О’Брайен не долго размышляет над ответом:
— У моей матери была послеродовая депрессия, — неудивительно, ей было всего шестнадцать. — Очень долго, — он откусывает ломтик яблока. — Я не понимал её, — хмурится, со вздохом упоминая тот период своей жизни. — Если я чего-то не понимаю, я стремлюсь разобраться в этом, — задумчиво смотрит в сторону, будто только сейчас анализируя свое поведение. — Не люблю осознавать, что есть то, что мне непонятно, — оно видно. — Меня прям бесит это.
Беру обеими ладонями кружку с соком, слегка сощурено разглядывая парня:
— Какой ты странный… — отпиваю, а Дилан усмехается, качнув головой, но ничего в ответ не говорит.

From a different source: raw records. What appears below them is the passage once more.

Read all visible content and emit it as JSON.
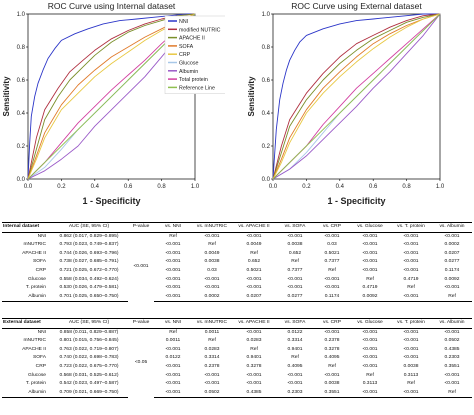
{
  "chart_data": [
    {
      "type": "line",
      "title": "ROC Curve using Internal dataset",
      "xlabel": "1 - Specificity",
      "ylabel": "Sensitivity",
      "xlim": [
        0,
        1
      ],
      "ylim": [
        0,
        1
      ],
      "ticks": [
        "0.0",
        "0.2",
        "0.4",
        "0.6",
        "0.8",
        "1.0"
      ],
      "legend_position": "right",
      "series": [
        {
          "name": "NNI",
          "color": "#2b35c8",
          "x": [
            0,
            0.01,
            0.02,
            0.04,
            0.06,
            0.09,
            0.12,
            0.16,
            0.2,
            0.28,
            0.36,
            0.45,
            0.55,
            0.65,
            0.75,
            0.85,
            0.95,
            1
          ],
          "y": [
            0,
            0.22,
            0.38,
            0.5,
            0.58,
            0.66,
            0.73,
            0.79,
            0.84,
            0.88,
            0.91,
            0.94,
            0.96,
            0.97,
            0.98,
            0.99,
            1,
            1
          ]
        },
        {
          "name": "modified NUTRIC",
          "color": "#b03040",
          "x": [
            0,
            0.05,
            0.1,
            0.18,
            0.25,
            0.33,
            0.4,
            0.5,
            0.6,
            0.7,
            0.8,
            0.9,
            1
          ],
          "y": [
            0,
            0.25,
            0.42,
            0.55,
            0.65,
            0.72,
            0.78,
            0.85,
            0.9,
            0.94,
            0.97,
            0.99,
            1
          ]
        },
        {
          "name": "APACHE II",
          "color": "#7a8f2a",
          "x": [
            0,
            0.05,
            0.1,
            0.18,
            0.25,
            0.33,
            0.4,
            0.5,
            0.6,
            0.7,
            0.8,
            0.9,
            1
          ],
          "y": [
            0,
            0.18,
            0.36,
            0.5,
            0.6,
            0.68,
            0.75,
            0.83,
            0.89,
            0.93,
            0.96,
            0.99,
            1
          ]
        },
        {
          "name": "SOFA",
          "color": "#e07a2a",
          "x": [
            0,
            0.05,
            0.1,
            0.2,
            0.3,
            0.4,
            0.5,
            0.6,
            0.7,
            0.8,
            0.9,
            1
          ],
          "y": [
            0,
            0.14,
            0.28,
            0.45,
            0.57,
            0.66,
            0.74,
            0.8,
            0.86,
            0.91,
            0.96,
            1
          ]
        },
        {
          "name": "CRP",
          "color": "#e8c842",
          "x": [
            0,
            0.05,
            0.1,
            0.2,
            0.3,
            0.4,
            0.5,
            0.6,
            0.7,
            0.8,
            0.9,
            1
          ],
          "y": [
            0,
            0.12,
            0.25,
            0.42,
            0.52,
            0.62,
            0.7,
            0.77,
            0.84,
            0.9,
            0.95,
            1
          ]
        },
        {
          "name": "Glucose",
          "color": "#a8c8e8",
          "x": [
            0,
            0.1,
            0.2,
            0.3,
            0.4,
            0.5,
            0.6,
            0.7,
            0.8,
            0.9,
            1
          ],
          "y": [
            0,
            0.07,
            0.18,
            0.3,
            0.4,
            0.5,
            0.6,
            0.7,
            0.8,
            0.9,
            1
          ]
        },
        {
          "name": "Albumin",
          "color": "#9a5ac8",
          "x": [
            0,
            0.1,
            0.2,
            0.3,
            0.4,
            0.5,
            0.6,
            0.7,
            0.8,
            0.9,
            1
          ],
          "y": [
            0,
            0.05,
            0.12,
            0.2,
            0.32,
            0.42,
            0.52,
            0.62,
            0.74,
            0.86,
            1
          ]
        },
        {
          "name": "Total protein",
          "color": "#d23fa0",
          "x": [
            0,
            0.1,
            0.2,
            0.3,
            0.4,
            0.5,
            0.6,
            0.7,
            0.8,
            0.9,
            1
          ],
          "y": [
            0,
            0.1,
            0.22,
            0.34,
            0.44,
            0.54,
            0.63,
            0.72,
            0.82,
            0.91,
            1
          ]
        },
        {
          "name": "Reference Line",
          "color": "#8fbf4f",
          "x": [
            0,
            1
          ],
          "y": [
            0,
            1
          ]
        }
      ]
    },
    {
      "type": "line",
      "title": "ROC Curve using External dataset",
      "xlabel": "1 - Specificity",
      "ylabel": "Sensitivity",
      "xlim": [
        0,
        1
      ],
      "ylim": [
        0,
        1
      ],
      "ticks": [
        "0.0",
        "0.2",
        "0.4",
        "0.6",
        "0.8",
        "1.0"
      ],
      "series": [
        {
          "color": "#2b35c8",
          "x": [
            0,
            0.02,
            0.04,
            0.06,
            0.08,
            0.1,
            0.13,
            0.16,
            0.2,
            0.3,
            0.4,
            0.5,
            0.6,
            0.7,
            0.8,
            0.9,
            1
          ],
          "y": [
            0,
            0.3,
            0.48,
            0.58,
            0.66,
            0.72,
            0.78,
            0.83,
            0.87,
            0.91,
            0.94,
            0.96,
            0.97,
            0.98,
            0.99,
            1,
            1
          ]
        },
        {
          "color": "#b03040",
          "x": [
            0,
            0.05,
            0.1,
            0.2,
            0.3,
            0.4,
            0.5,
            0.6,
            0.7,
            0.8,
            0.9,
            1
          ],
          "y": [
            0,
            0.2,
            0.36,
            0.52,
            0.64,
            0.74,
            0.82,
            0.87,
            0.92,
            0.96,
            0.99,
            1
          ]
        },
        {
          "color": "#7a8f2a",
          "x": [
            0,
            0.05,
            0.1,
            0.2,
            0.3,
            0.4,
            0.5,
            0.6,
            0.7,
            0.8,
            0.9,
            1
          ],
          "y": [
            0,
            0.16,
            0.32,
            0.48,
            0.6,
            0.7,
            0.78,
            0.85,
            0.9,
            0.95,
            0.98,
            1
          ]
        },
        {
          "color": "#e07a2a",
          "x": [
            0,
            0.05,
            0.1,
            0.2,
            0.3,
            0.4,
            0.5,
            0.6,
            0.7,
            0.8,
            0.9,
            1
          ],
          "y": [
            0,
            0.12,
            0.25,
            0.42,
            0.55,
            0.65,
            0.74,
            0.82,
            0.88,
            0.93,
            0.97,
            1
          ]
        },
        {
          "color": "#e8c842",
          "x": [
            0,
            0.05,
            0.1,
            0.2,
            0.3,
            0.4,
            0.5,
            0.6,
            0.7,
            0.8,
            0.9,
            1
          ],
          "y": [
            0,
            0.1,
            0.22,
            0.4,
            0.52,
            0.62,
            0.71,
            0.79,
            0.86,
            0.92,
            0.97,
            1
          ]
        },
        {
          "color": "#a8c8e8",
          "x": [
            0,
            0.1,
            0.2,
            0.3,
            0.4,
            0.5,
            0.6,
            0.7,
            0.8,
            0.9,
            1
          ],
          "y": [
            0,
            0.06,
            0.16,
            0.28,
            0.4,
            0.5,
            0.6,
            0.7,
            0.8,
            0.9,
            1
          ]
        },
        {
          "color": "#9a5ac8",
          "x": [
            0,
            0.1,
            0.2,
            0.3,
            0.4,
            0.5,
            0.6,
            0.7,
            0.8,
            0.9,
            1
          ],
          "y": [
            0,
            0.06,
            0.14,
            0.24,
            0.34,
            0.44,
            0.55,
            0.65,
            0.76,
            0.87,
            1
          ]
        },
        {
          "color": "#d23fa0",
          "x": [
            0,
            0.1,
            0.2,
            0.3,
            0.4,
            0.5,
            0.6,
            0.7,
            0.8,
            0.9,
            1
          ],
          "y": [
            0,
            0.1,
            0.2,
            0.33,
            0.44,
            0.55,
            0.64,
            0.73,
            0.82,
            0.91,
            1
          ]
        },
        {
          "color": "#8fbf4f",
          "x": [
            0,
            1
          ],
          "y": [
            0,
            1
          ]
        }
      ]
    }
  ],
  "tables": {
    "internal": {
      "headers": [
        "Internal dataset",
        "AUC (SE, 95% CI)",
        "P-value",
        "vs. NNI",
        "vs. mNUTRIC",
        "vs. APACHE II",
        "vs. SOFA",
        "vs. CRP",
        "vs. Glucose",
        "vs. T. protein",
        "vs. Albumin"
      ],
      "pvalue": "<0.001",
      "rows": [
        [
          "NNI",
          "0.862 (0.017, 0.829–0.895)",
          "Ref",
          "<0.001",
          "<0.001",
          "<0.001",
          "<0.001",
          "<0.001",
          "<0.001",
          "<0.001"
        ],
        [
          "mNUTRIC",
          "0.793 (0.023, 0.749–0.837)",
          "<0.001",
          "Ref",
          "0.0049",
          "0.0038",
          "0.03",
          "<0.001",
          "<0.001",
          "0.0002"
        ],
        [
          "APACHE II",
          "0.744 (0.026, 0.693–0.796)",
          "<0.001",
          "0.0049",
          "Ref",
          "0.652",
          "0.5021",
          "<0.001",
          "<0.001",
          "0.0207"
        ],
        [
          "SOFA",
          "0.738 (0.027, 0.685–0.791)",
          "<0.001",
          "0.0038",
          "0.652",
          "Ref",
          "0.7377",
          "<0.001",
          "<0.001",
          "0.0277"
        ],
        [
          "CRP",
          "0.721 (0.025, 0.672–0.770)",
          "<0.001",
          "0.03",
          "0.5021",
          "0.7377",
          "Ref",
          "<0.001",
          "<0.001",
          "0.1174"
        ],
        [
          "Glucose",
          "0.558 (0.034, 0.492–0.624)",
          "<0.001",
          "<0.001",
          "<0.001",
          "<0.001",
          "<0.001",
          "Ref",
          "0.4719",
          "0.0092"
        ],
        [
          "T. protein",
          "0.530 (0.026, 0.479–0.581)",
          "<0.001",
          "<0.001",
          "<0.001",
          "<0.001",
          "<0.001",
          "0.4719",
          "Ref",
          "<0.001"
        ],
        [
          "Albumin",
          "0.701 (0.025, 0.650–0.750)",
          "<0.001",
          "0.0002",
          "0.0207",
          "0.0277",
          "0.1174",
          "0.0092",
          "<0.001",
          "Ref"
        ]
      ]
    },
    "external": {
      "headers": [
        "External dataset",
        "AUC (SE, 95% CI)",
        "P-value",
        "vs. NNI",
        "vs. mNUTRIC",
        "vs. APACHE II",
        "vs. SOFA",
        "vs. CRP",
        "vs. Glucose",
        "vs. T. protein",
        "vs. Albumin"
      ],
      "pvalue": "<0.05",
      "rows": [
        [
          "NNI",
          "0.858 (0.011, 0.829–0.887)",
          "Ref",
          "0.0011",
          "<0.001",
          "0.0122",
          "<0.001",
          "<0.001",
          "<0.001",
          "<0.001"
        ],
        [
          "mNUTRIC",
          "0.801 (0.015, 0.756–0.845)",
          "0.0011",
          "Ref",
          "0.0283",
          "0.3314",
          "0.2378",
          "<0.001",
          "<0.001",
          "0.0502"
        ],
        [
          "APACHE II",
          "0.763 (0.022, 0.719–0.807)",
          "<0.001",
          "0.0283",
          "Ref",
          "0.9401",
          "0.3278",
          "<0.001",
          "<0.001",
          "0.4385"
        ],
        [
          "SOFA",
          "0.740 (0.022, 0.698–0.783)",
          "0.0122",
          "0.3314",
          "0.9401",
          "Ref",
          "0.4095",
          "<0.001",
          "<0.001",
          "0.2303"
        ],
        [
          "CRP",
          "0.723 (0.022, 0.675–0.770)",
          "<0.001",
          "0.2378",
          "0.3278",
          "0.4095",
          "Ref",
          "<0.001",
          "0.0038",
          "0.3551"
        ],
        [
          "Glucose",
          "0.568 (0.031, 0.525–0.612)",
          "<0.001",
          "<0.001",
          "<0.001",
          "<0.001",
          "<0.001",
          "Ref",
          "0.3113",
          "<0.001"
        ],
        [
          "T. protein",
          "0.542 (0.023, 0.497–0.587)",
          "<0.001",
          "<0.001",
          "<0.001",
          "<0.001",
          "0.0038",
          "0.3113",
          "Ref",
          "<0.001"
        ],
        [
          "Albumin",
          "0.709 (0.021, 0.669–0.750)",
          "<0.001",
          "0.0502",
          "0.4385",
          "0.2303",
          "0.3551",
          "<0.001",
          "<0.001",
          "Ref"
        ]
      ]
    }
  }
}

А я думала, он обязательно заикнется о том, что в этом помещении лишь один человек по-настоящему странный. Я.
Смотрю на свою тарелку, замечая, как парень поглядывает на неё, ожидая, когда начну кушать, поэтому пытаюсь придумать, о чем поговорить, чтобы отвлечь его, и, ура, я подстраиваюсь под тематику беседы, находя, что сказать:
— В приюте была одна воспитательница, — улыбаюсь.
— Я покажу тебе, как не слушаться взрослых!
Сильный удар ремнем по спине.
Дилан медленнее пережевывает, устремив свое внимание на меня. Странно осознавать, что тебя кто-то собирается слушать. Меня это сковывает, потому что… Не помню, чтобы кто-то давал мне говорить.
— Она сильно била нас, — продолжаю, окунаясь в воспоминания из детства. — Брала всё, что под руки попадается, и била, постоянно, — не замечаю, как невольно беру один ломтик яблока, ломая его пальцами на два кусочка. — А ночами плакала, — не могу долгое время сохранять зрительный контакт с Диланом, потому что он во время разговора смотрит в упор, а меня это смущает.